I read this article and it made me feel some kind of way! I have no sympathy for the record industry losing money due to illegal downloads and other means. In a way I guess the music industry is being forced to deal with karma...look how a lot of artist have made out after selling millions! Read below.
Fans often think once a musician has a hit, he is financially set for life. However, a local rocker that is trying to get back on solid ground is a reminder that is not necessarily true.
You may not recognize him, but if you're a baby boomer, you know his hit song "Time Has Come Today." Lester Chambers is famous for hitting the cowbell that gives that song its distinctive sound.
He and his three brothers left a life as sharecroppers on a Mississippi farm for the bright lights of Los Angeles. They were appropriately known as The Chambers Brothers and their songs became anthems of the anti-war and Civil Rights movements of the '60s.
"Kids were leaving home, just literally in droves. It was the most amazing thing to see," said Chambers. "That's how time was discovered... time has come today, to young hearts, to go their way."

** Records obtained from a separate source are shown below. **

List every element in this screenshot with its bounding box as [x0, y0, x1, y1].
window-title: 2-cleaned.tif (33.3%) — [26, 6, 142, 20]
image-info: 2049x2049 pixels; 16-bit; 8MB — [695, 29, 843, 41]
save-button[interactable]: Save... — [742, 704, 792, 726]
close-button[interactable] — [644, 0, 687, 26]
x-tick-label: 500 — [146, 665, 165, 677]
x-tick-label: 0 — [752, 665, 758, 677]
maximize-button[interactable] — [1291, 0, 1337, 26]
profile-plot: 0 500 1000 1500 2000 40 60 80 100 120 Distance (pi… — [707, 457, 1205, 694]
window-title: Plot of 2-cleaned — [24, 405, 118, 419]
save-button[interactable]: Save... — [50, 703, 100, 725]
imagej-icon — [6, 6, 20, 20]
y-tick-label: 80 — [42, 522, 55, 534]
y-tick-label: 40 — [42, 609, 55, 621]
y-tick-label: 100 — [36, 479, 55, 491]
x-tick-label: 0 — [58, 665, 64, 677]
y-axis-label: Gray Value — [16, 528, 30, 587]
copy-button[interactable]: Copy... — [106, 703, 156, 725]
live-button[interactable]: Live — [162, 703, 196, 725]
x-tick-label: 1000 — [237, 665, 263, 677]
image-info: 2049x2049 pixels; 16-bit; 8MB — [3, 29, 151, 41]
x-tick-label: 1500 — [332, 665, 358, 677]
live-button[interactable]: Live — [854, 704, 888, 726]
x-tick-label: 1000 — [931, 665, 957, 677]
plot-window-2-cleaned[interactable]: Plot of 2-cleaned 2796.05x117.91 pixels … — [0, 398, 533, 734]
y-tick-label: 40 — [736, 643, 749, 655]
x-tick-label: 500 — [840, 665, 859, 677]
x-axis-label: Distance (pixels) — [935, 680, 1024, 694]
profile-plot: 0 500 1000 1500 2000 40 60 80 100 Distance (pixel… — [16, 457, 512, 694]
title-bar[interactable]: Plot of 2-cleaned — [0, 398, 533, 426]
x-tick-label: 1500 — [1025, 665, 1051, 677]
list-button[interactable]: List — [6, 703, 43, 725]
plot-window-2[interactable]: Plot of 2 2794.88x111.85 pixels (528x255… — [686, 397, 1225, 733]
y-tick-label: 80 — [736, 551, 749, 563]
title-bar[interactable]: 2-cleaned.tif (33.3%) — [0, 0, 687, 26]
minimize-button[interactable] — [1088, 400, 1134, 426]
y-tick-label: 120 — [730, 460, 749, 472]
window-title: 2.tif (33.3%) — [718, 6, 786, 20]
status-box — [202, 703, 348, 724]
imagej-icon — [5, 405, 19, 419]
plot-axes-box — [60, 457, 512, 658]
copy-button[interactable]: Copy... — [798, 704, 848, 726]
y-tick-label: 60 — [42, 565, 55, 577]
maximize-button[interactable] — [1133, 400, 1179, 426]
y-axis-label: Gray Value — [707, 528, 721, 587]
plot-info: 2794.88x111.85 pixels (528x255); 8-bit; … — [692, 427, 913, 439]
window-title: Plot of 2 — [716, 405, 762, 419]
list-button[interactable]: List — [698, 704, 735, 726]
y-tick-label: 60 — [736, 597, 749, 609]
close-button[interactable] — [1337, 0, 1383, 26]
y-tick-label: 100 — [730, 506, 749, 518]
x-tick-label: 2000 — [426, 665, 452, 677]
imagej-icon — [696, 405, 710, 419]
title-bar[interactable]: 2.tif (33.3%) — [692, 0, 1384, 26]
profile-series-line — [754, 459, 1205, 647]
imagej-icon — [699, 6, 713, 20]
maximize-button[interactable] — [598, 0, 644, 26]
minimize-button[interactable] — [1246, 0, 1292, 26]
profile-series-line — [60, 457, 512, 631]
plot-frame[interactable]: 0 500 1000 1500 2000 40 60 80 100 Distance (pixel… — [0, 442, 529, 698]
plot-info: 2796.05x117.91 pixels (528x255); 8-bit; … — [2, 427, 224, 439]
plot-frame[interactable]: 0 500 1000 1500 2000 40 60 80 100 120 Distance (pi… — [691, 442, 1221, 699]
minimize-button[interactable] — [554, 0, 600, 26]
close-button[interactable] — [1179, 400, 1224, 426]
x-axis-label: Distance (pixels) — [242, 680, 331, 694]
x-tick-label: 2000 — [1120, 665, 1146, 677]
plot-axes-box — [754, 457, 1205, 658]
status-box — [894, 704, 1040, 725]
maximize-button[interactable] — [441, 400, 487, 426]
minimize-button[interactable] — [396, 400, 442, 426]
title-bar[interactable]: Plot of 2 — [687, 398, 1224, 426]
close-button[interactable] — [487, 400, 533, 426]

Chambers is now 70 years old, lives in Petaluma and has a number of financial and health problems. On the money front, he says royalties from their songs are only paid to two of the four brothers, and he doesn't want to fight family over money.
"I have two brothers that are very successful at collecting royalties, and I'd rather love them than to fight over, you know... I love my brothers," said Chambers.
As for his health, he's battled cancer, a neck injury from years of playing that cowbell, and tumors on his eyes that have severely impaired his vision. Despite the adversities, he seems to have little bitterness and is now grateful for the kindness of other musicians.
He and his son Dylan were homeless until a group called Sweet Relief, a non-profit that helps musicians, heard about him. Through that charity, old friends, including Yoko Ono, have stepped forward. Ono has given him money for the house he now rents in Petaluma, and Sweet Relief is helping with medical care.
"Music comes and goes like anything else, and a lot of the musicians get hit by hard times," said musician Steve Cropper, formerly of Booker T. & The MGs, who shared the stage with The Chambers Brothers. He is now among the musicans trying to help.
Chambers is also trying to help himself. Friday night he and his son Dylan, his long-time guitarist friend K.K. Martin, and Rhyne Erde will play at the Dance Palace at Point Reyes station. The group goes by the name Chambers, Martin and Midnight Transit. It should be a flashback for boomers.